Eligió al azar (o no tanto) una mesa en el medio de Paseo La Plaza. Por cierto, ¡qué lindo habían dejado aquel lugar! Se sintió cómoda de inmediato, como si la ciudad le diera la bienvenida en su propio patio de juegos. De manera extrovertida, le sonrió al mozo que la atendió. Era un chico muy amable, de gestos suaves y una expresión chispeante, que le ofrecía dos cervezas para que probara y eligiera la que mejor le pareciera. Le ofreció maní, le ofreció atención, le ofreció todo lo necesario para que ese pequeño momento fuera ameno, para que nada faltara, para que nada quedara pendiente. Un detalle que le hizo sonreír: alguien estaba dispuesto a hacer que su velada en solitario fuese especial, aunque fuera un gesto simple, casi mecánico para él.

Sonaba un enganchado de canciones de rock nacional: Attaque 77, Los Redondos, Los Tipitos, Guasones y un sinfín de música que la hacía recordar a su adolescencia con una nitidez asombrosa, con una intensidad latente recordando la vuelta a casa después del colegio y conectarse al Messenger mientras escuchaba toda esa música desde el Reproductor de Windows Media (Ella no curtía la onda del Winamp). Un par de visitas a sitios web de juegos, de chats y de foros de rock hacían de sus días un entretenimiento sin horario límite. 

Se dejó llevar. 

Tarareó primero, hasta que su voz se alzó un poco más, sin importarle si alguien la escuchaba o la miraba. De a poco, ella se soltaba. Era un oasis en medio de la rutina, un escape pequeño pero significativo. Se sentía turista en su propia ciudad, explorando sensaciones olvidadas.

Escribía.

Las palabras fluían sin estructura, pero con una honestidad brutal. Quizás no era una gran escritora, pero ese no era el punto. El punto era que en ese instante, el mundo exterior no importaba. Él no importaba. Su novio, su pareja, su gran amor, no importaba. Lo amaba, pero en este momento era irrelevante. Aquí no había una mitad de una pareja, sino una mujer, sola, sintiéndose completamente dueña de sí misma.

De todas formas, su mente seguía atada a ciertos hilos invisibles. Aún se preocupaba por el resto. Aún sentía la mirada ajena, la sensación de ser observada, juzgada quizás. «¿Estarán pensando que soy una pobre mujer sola? ¿O que me dejaron plantada?». Intentó apartar esos pensamientos que la invadían cuando comenzaba a salir, sin remedio, en solitario. Se forzó a no darle importancia a las posibles miradas que evaluaban su decisión de cenar sola, de cantar sola, de vivir sola por unas horas.

Era SU momento.

La costumbre de hacer planes siempre en compañía había creado una barrera invisible que ahora ella intentaba romper (Pero, ¿hasta cuándo?). Volver a disfrutar la ciudad sin horarios, sin acuerdos, sin mensajes preguntando «¿Ya volvés?». Era extraño y liberador a la vez.

Las guirnaldas de luces iluminaban el lugar con un resplandor cálido. La música seguía acariciándola con su melancolía dulce. Cada canción era un portal a un recuerdo. Algunas le provocaban una sonrisa, otras un leve suspiro. Su adolescencia había tenido momentos duros, pero también había sido un tiempo de descubrimientos, de primeras veces que hoy parecían tan lejanas.

No quería irse. Pero debía hacerlo.

La cuenta llegó. Un recordatorio de que los momentos mágicos también tienen un final. Se preguntó qué haría después. Volver a casa porque su perra había quedado sin luz encendida, o seguir el consejo de su novio, que desde la costa la instaba a relajarse y buscar algo interesante que hacer en la noche porteña.
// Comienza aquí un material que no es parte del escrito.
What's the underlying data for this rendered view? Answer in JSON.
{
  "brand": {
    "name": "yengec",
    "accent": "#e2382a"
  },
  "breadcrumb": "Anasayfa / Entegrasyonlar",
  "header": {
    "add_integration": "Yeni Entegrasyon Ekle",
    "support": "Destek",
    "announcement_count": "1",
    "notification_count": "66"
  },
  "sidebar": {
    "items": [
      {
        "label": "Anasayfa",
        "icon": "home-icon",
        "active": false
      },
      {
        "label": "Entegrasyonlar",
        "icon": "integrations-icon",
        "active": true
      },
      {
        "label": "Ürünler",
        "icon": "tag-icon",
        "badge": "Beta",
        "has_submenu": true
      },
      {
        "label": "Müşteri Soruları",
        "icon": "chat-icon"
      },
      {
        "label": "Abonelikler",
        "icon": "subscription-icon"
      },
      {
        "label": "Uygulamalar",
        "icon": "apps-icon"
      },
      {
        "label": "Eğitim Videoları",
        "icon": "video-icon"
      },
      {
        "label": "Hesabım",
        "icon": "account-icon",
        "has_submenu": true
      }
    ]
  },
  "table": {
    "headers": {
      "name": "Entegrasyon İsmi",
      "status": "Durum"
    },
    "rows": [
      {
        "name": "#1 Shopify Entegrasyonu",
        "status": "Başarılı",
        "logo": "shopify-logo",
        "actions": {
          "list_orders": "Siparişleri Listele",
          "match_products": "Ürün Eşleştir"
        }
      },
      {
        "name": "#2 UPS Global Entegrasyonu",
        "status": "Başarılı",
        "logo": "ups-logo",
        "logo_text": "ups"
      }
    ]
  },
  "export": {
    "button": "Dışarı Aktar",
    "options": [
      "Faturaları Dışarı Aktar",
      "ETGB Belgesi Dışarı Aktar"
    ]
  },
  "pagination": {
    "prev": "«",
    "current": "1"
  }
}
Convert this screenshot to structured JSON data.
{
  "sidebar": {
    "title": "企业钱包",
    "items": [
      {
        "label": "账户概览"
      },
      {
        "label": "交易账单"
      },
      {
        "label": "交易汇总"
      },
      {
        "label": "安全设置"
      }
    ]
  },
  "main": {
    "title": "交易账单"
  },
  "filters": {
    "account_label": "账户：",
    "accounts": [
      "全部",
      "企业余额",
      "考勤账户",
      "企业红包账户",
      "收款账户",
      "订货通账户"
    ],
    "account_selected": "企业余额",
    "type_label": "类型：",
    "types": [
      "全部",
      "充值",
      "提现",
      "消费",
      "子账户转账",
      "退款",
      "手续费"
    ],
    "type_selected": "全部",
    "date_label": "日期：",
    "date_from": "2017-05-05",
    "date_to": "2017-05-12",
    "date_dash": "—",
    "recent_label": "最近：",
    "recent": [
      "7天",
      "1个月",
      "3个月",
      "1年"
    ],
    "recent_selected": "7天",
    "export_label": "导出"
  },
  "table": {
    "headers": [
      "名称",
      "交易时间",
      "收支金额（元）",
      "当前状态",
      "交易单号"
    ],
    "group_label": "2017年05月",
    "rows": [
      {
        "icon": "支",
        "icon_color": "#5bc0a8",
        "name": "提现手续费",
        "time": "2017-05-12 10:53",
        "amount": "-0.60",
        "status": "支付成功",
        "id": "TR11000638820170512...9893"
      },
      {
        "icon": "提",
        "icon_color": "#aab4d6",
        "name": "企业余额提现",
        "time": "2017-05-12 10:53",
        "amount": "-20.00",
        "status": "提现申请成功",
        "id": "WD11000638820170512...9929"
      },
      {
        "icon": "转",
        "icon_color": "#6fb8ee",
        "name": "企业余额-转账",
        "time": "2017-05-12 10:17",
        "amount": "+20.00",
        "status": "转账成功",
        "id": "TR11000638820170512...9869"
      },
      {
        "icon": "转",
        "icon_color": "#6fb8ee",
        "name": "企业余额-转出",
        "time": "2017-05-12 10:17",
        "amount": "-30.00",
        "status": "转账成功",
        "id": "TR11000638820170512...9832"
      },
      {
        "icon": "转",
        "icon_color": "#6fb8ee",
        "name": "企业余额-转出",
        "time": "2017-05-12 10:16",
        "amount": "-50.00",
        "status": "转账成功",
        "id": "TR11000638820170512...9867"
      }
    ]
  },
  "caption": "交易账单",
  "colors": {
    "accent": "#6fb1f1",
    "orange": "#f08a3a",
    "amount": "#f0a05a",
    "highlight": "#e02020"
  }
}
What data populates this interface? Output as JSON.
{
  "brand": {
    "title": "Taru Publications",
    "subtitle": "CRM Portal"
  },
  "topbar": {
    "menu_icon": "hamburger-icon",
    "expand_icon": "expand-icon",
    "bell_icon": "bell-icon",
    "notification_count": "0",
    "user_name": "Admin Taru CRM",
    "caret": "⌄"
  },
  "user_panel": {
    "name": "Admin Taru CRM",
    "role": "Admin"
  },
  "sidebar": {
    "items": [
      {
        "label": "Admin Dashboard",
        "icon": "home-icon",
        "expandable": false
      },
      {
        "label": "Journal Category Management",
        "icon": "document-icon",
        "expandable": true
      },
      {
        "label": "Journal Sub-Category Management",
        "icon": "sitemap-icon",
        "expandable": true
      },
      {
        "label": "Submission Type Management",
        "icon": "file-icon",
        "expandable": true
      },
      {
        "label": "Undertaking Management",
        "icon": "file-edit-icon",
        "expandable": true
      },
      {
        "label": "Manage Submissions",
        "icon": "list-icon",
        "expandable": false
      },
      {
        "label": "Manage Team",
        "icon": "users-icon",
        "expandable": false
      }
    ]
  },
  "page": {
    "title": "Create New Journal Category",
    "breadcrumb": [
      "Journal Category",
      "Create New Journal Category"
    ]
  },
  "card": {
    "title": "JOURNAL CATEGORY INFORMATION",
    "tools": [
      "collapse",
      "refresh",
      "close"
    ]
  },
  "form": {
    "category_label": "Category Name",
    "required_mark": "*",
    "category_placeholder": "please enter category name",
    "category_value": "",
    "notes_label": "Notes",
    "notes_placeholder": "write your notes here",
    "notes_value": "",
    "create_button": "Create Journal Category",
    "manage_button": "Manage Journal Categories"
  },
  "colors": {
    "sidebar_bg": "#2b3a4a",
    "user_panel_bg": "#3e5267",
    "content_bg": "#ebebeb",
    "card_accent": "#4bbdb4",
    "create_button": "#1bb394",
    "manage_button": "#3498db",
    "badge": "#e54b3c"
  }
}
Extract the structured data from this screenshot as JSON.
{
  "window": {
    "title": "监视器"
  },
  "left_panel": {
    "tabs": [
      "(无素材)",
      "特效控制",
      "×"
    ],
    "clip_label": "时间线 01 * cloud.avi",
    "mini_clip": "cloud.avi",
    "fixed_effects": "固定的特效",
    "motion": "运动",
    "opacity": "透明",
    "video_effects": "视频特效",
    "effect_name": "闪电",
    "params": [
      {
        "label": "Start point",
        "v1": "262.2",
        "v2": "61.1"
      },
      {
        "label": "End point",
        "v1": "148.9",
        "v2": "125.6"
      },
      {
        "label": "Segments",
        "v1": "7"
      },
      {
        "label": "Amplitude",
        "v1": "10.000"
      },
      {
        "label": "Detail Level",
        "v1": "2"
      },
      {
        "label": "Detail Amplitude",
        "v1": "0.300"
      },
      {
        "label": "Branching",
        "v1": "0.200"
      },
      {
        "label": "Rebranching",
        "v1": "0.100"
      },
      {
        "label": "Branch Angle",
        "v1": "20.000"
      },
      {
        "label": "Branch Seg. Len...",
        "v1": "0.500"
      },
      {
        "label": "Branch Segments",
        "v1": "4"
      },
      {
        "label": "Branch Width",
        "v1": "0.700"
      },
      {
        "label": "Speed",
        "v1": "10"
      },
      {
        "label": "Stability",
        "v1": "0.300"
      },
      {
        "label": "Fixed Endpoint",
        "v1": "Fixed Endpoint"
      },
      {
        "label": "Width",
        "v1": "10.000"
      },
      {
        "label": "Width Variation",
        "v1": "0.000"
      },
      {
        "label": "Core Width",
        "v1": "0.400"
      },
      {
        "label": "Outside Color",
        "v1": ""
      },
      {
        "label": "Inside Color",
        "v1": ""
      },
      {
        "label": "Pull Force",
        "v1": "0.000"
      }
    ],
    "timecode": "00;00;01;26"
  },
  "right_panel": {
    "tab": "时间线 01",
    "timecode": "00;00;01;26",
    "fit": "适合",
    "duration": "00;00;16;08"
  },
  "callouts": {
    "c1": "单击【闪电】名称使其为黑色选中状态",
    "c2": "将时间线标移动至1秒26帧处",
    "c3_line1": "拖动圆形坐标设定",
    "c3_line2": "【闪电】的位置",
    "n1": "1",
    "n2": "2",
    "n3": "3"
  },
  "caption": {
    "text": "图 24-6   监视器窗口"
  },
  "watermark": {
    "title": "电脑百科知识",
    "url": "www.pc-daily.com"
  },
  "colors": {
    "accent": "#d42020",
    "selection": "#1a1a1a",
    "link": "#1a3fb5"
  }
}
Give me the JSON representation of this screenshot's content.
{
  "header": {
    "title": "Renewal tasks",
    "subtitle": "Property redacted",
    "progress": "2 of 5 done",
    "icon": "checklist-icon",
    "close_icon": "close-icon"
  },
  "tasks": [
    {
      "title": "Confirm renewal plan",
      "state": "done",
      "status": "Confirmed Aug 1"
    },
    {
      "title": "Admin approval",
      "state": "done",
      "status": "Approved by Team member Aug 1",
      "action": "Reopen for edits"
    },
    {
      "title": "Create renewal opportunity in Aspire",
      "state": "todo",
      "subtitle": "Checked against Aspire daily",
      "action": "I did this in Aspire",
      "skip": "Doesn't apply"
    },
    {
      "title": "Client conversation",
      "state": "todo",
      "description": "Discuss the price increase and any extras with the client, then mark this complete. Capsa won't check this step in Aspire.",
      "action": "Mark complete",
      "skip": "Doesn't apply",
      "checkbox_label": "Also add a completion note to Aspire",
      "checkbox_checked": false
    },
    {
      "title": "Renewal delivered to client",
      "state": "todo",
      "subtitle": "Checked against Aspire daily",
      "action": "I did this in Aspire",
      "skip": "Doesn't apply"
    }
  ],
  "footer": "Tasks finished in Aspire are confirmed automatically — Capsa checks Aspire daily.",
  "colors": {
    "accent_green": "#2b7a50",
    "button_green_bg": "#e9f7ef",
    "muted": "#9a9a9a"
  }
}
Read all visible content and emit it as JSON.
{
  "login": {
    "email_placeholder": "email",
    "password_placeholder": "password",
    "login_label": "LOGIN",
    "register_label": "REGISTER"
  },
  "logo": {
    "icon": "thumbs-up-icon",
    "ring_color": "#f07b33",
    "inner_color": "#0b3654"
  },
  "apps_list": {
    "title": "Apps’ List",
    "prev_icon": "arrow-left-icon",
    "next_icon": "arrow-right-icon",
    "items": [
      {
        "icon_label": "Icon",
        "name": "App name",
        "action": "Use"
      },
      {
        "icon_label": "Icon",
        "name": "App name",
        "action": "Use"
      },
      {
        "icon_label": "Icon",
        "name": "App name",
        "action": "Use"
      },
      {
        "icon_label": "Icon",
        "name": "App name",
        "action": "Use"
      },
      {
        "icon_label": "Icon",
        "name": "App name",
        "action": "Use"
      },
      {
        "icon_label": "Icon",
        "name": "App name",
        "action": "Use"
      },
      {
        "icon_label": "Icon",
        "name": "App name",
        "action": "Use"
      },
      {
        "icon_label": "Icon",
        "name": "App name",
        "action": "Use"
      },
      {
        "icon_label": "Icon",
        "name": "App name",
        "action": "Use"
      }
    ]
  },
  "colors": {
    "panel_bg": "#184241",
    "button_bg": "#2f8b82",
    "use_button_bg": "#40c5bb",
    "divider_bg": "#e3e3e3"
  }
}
No lo sabía. Tenía miles de planes en la cabeza y a la vez ninguno.

“Cuando pague la cuenta, decidiré”, pensó. Era raro, no estar atada a una urgencia, a un compromiso, a una expectativa. Esa semana el tiempo era completamente suyo. Cien por ciento suyo.

Asustaba, pero también le gustaba. La sensación de incertidumbre, de libertad pura, era como sumergirse en un agua fría al principio, pero después resultaba revitalizante.

Pagó.

Aprovechó ese pequeño tiempo muerto para seguir escribiendo. Le gustó que la atendiera el mismo mozo de antes. Se alegró de verlo una vez más. Le pagó la cerveza y dejó una buena propina. Se la había ganado, por su amabilidad, por su sonrisa cálida, por hacer de esa pequeña noche algo especial sin siquiera saberlo.

Tomó sus cosas, se acomodó la cartera y se levantó.

El domingo seguía vivo. La ciudad seguía despierta. Y ella, por primera vez en mucho tiempo, también.